>>Bassin d'Arcachon: les huîtres de nouveau consommables, pas les moules
Huître équipée d'électrodes dans un aquarium du CNRS à Arcachon, le 5 septembre. |
Le mollusque bivalve "est très bien outillé pour goûter la qualité de l'eau qu'il filtre toute la journée" et réagir à la moindre fuite d'hydrocarbure émanant de plateformes offshore ou de raffineries dans les estuaires de l'hexagone, explique Jean-Charles Massabuau, directeur de recherche au Centre national de la recherche scientifique (CNRS). Il planche sur le sujet depuis 2011. C'est lui qui, le premier, a établi que l'huître réagissait au son, et montré avec l'Université de Bordeaux, comment on peut l'utiliser comme "biocapteur de l'eau".
Dans la deuxième station marine la plus ancienne au monde, le laboratoire exigü est plongé dans le noir pour les besoins de l'expérience. Entre paillasses et microscopes, le biologiste scrute dans l'aquarium le comportement d'une douzaine d'huîtres connectées à des électrodes, sur une "table isolante", faite de bric et de broc (plaques de polystyrène et béton, balles de tennis et chambres à air). Le tout planté dans des boîtes de conserve remplies de sable. Ici, on applique la "méthode valvométrique" permettant de mesurer en temps quasiréel les cycles d'ouverture et de fermeture des valves de l'huître. Objectif: déterminer à distance l'état de santé de l'animal pour fabriquer un indicateur de la qualité de l'eau.
L'huître est le cobaye idéal. Sédentaire, elle peut être facilement suivie en temps réel dans son milieu naturel, "et n'a rien d'autre à faire que de capter le bruit ambiant, les variations de température ou de lumière", selon le scientifique. Son hypersensibilité fait d'elle un excellent lanceur d'alerte, bien avant que ne survienne une marée noire. L'hyperactivité des valves est un premier signal d'alerte. Comme chez l'Homme, le stress peut modifier les rythmes du sommeil, de la reproduction, et même l'appétit.

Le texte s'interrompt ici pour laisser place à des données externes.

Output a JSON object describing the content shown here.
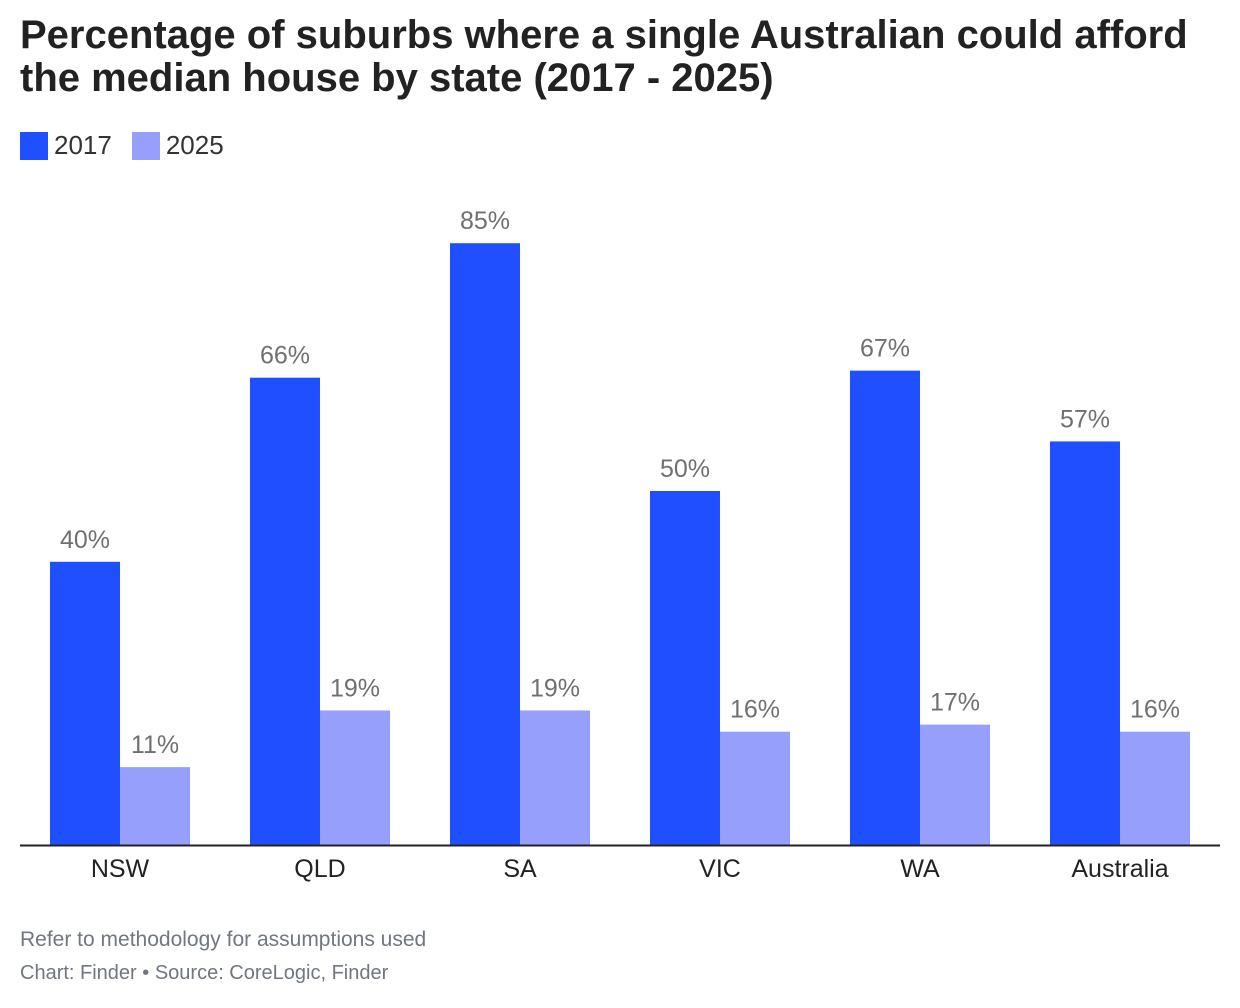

"L'électrode collé sur la valve envoie des signes à chaque mouvement, relayés par un ordinateur - conçu par le laboratoire - qui les transforme en alerte", explique le scientifique. La réponse du mollusque est immédiate et d'autant plus forte que la concentration de pétrole est élevée. Une observation éprouvée en mer de Barents, et dans les canaux artificiels du site de Total à Lacq (Pyrénées-Atlantiques).
Le géant Total intéressé
Car Total n'a pas tardé à s'intéresser aux travaux de cette petite cellule de biologistes, mathématiciens et informaticiens, lui apportant son soutien financier.
Jean-Charles Massabuau, directeur de recherche au CNRS, observe des huîtres équipées d'électrodes dans un aquarium du CNRS à Arcachon, le 5 septembre |
La valvométrie est un outil prometteur "pour le suivi industriel de la qualité des milieux aquatiques autour de nos installations", et pour une détection "très précoce" de possibles fuites "silencieuses", assure Philippe Blanc, responsable de la lutte anti-pollution, chez Total. La multinationale, partenaire du laboratoire depuis 2012, a donc conclu "des accords contractuels" avec l’Université de Bordeaux et le CNRS, pour amener cette technologie "au niveau d’un outil industriel performant, fiable et reconnu". Une collaboration, représentant "un investissement en dépenses externes d’environ 1,7 million d'euros", selon Total.
Après un premier "pilote" sur le champ d'Abu Al Bukhoosh, au large d’Abu Dhabi où des huîtres perlières ont séjourné 14 mois sous une plateforme pétrolière, Total veut en équiper d'autres "sur le champ d’Al Khalij au Qatar". Mais ce partenariat peut être "à double tranchant" pour le géant pétrolier, bête noire des écologistes. "Car l'huître peut révéler beaucoup de choses", prévient Jean-Charles Massabuau.
"Pour redorer une très mauvaise image de marque, ajoute-t-il, Total cherchait des techniques et des hommes pouvant servir de référents, afin de montrer les efforts qu'il essaie de faire pour être plus propre". Mais plutôt qu'une "caution scientifique", le chercheur préfère être une "garantie crédible". "À condition toutefois que l'industriel s'engage à résoudre concrètement, en étroite concertation avec le laboratoire, et en toute transparence, tout problème éventuel de pollution aussitôt qu'il serait détecté". "Parce que moi, insiste le biologiste, mon problème c'est que la mer soit plus propre, et les industriels aussi".